The Antimatters might be useful, but they'd be the entire fleet due to the early economy. I'd have nothing that countered the smaller stuff. Snipers are great but they're so crystal heavy they can erase an economy on their own.
This is true; I'd been thinking that the 8x HW economy would give you what you needed, but yea, you've got 8x to build too. The early-game economy is wayyyyy faster than it used to be many versions ago, but it is definitely finite.
However, to gateraid I need to spend some of the resources in an attack posture which lessens what I have available for the raid.
If it's not covered by a forcefield you can gank the warp-gate itself with a fairly small suicide force. So resources, but not as much as you may think.
Alternatively you can turn on cpa-like-waves (it might be called cross-planet-waves in the lobby) which will basically make it always spawn waves like you'd gateraided your entire perimeter. This generally makes the game harder (massive threatball buildup, I've noticed), but if your focused goal is surviving the first wave...
Also, as I think one of other posts was talking about, AI threat ships can be "persuaded" to wait on the other side of the wormhole if they think you've got enough firepower on your side. That could give you the time you need.
and it also increase the wave size by 50% (10 AIP to 15 AIP)
In the very early game that's actually not true:
http://arcengames.com/mediawiki/index.php?title=AI_War_-_Why_Do_Enemy_Waves_Get_So_Large%3F#How_Wave_Sizes_Are_CalculatedSpecifically, step 3 means that the actual individual wave sizes will be the same until you hit a certain AIP value (depending on difficulty). There's also a degree of randomization in step 2, but that's largely diluted by the fact that you have 16 waves coming in (ouch!).
On Diff 10 the base size from step 1 is: AIProgress * 3.33~ and the floor in step 3 is 100. Therefore you have to hit 30 AIP before wave sizes start to increase at all. 31 or 32, really.
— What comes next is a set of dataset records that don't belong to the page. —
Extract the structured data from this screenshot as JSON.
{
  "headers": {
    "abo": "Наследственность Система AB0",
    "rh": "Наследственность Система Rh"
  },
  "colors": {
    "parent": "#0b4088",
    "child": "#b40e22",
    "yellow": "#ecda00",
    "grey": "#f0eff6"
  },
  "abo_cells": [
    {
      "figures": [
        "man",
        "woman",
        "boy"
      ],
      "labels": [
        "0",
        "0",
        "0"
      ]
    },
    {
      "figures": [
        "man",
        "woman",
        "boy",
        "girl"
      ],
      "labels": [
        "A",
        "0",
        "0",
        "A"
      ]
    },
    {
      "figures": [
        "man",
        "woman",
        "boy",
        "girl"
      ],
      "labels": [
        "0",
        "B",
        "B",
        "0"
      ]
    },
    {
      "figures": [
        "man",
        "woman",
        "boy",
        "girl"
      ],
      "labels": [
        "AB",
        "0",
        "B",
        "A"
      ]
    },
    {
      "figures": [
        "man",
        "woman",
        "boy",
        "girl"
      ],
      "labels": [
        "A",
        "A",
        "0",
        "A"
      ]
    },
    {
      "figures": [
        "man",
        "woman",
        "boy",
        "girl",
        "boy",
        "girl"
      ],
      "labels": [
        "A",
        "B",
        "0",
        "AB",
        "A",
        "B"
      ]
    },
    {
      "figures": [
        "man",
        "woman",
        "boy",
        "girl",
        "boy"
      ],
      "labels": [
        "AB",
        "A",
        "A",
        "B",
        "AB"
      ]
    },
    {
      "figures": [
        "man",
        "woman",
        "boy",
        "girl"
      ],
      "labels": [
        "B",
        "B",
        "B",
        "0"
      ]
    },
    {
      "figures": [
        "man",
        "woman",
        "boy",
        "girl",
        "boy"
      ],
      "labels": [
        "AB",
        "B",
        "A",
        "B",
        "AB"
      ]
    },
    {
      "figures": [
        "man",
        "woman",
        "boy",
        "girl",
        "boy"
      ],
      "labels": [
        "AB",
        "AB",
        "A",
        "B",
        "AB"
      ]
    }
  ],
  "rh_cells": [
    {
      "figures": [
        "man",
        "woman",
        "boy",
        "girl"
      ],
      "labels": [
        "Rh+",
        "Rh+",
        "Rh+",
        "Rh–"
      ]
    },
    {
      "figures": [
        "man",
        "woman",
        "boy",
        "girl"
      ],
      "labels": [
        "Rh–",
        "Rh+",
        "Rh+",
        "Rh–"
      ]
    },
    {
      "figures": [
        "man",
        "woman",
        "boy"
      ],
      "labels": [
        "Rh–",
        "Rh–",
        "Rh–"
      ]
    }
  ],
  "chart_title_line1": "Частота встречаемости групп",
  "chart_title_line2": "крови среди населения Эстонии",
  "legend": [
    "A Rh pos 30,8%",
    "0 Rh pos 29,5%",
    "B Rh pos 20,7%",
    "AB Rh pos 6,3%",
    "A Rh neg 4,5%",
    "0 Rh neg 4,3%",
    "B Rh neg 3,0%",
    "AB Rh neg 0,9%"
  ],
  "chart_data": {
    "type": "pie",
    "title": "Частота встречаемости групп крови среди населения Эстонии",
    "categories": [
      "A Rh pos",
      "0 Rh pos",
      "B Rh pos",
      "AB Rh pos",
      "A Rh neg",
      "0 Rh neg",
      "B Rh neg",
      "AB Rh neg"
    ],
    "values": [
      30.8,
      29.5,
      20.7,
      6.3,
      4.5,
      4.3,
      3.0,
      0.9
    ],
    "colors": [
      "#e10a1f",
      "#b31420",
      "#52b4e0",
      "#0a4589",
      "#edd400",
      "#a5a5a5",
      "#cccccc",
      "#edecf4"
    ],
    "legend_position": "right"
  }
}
Another thing to factor in to finding some solution,
any solution to this is step 4: different AI types use different wave sizes. If you play against 2 mad bombers then just forget it, as that doubles wave sizes right there (not to mention that those have a high chance of tossing a bomber starship into waves). To assist, I expanded step 4 to include a table of current multipliers. There are other AI-Type-related factors that play into the "defensive level" of planets and whatnot (whether a planet gets a fortress, how big of a fortress, etc) but those don't directly relate to the wave size question.
Another thought is that the wave AI isn't the smartest: you may be able to distract it by keeping it running around on a nearby AI world (assuming you've gateraided and the wave is coming in from a further out planet) to buy time or at least split it up. Keeping your distraction forces alive long enough is left as an exercise to the reader.
Although i am not sure if unit caps affect how many units a tractor can affect
Tractor turrets have scaling caps too, so even if the enemy has 2x as many fleetships, you have 2x as many tractor turrets, so you're even. The Riot-starship based tractor modules do not scale, though, so they are more useful on low than on high; I intend to fix that but it's not a top priority.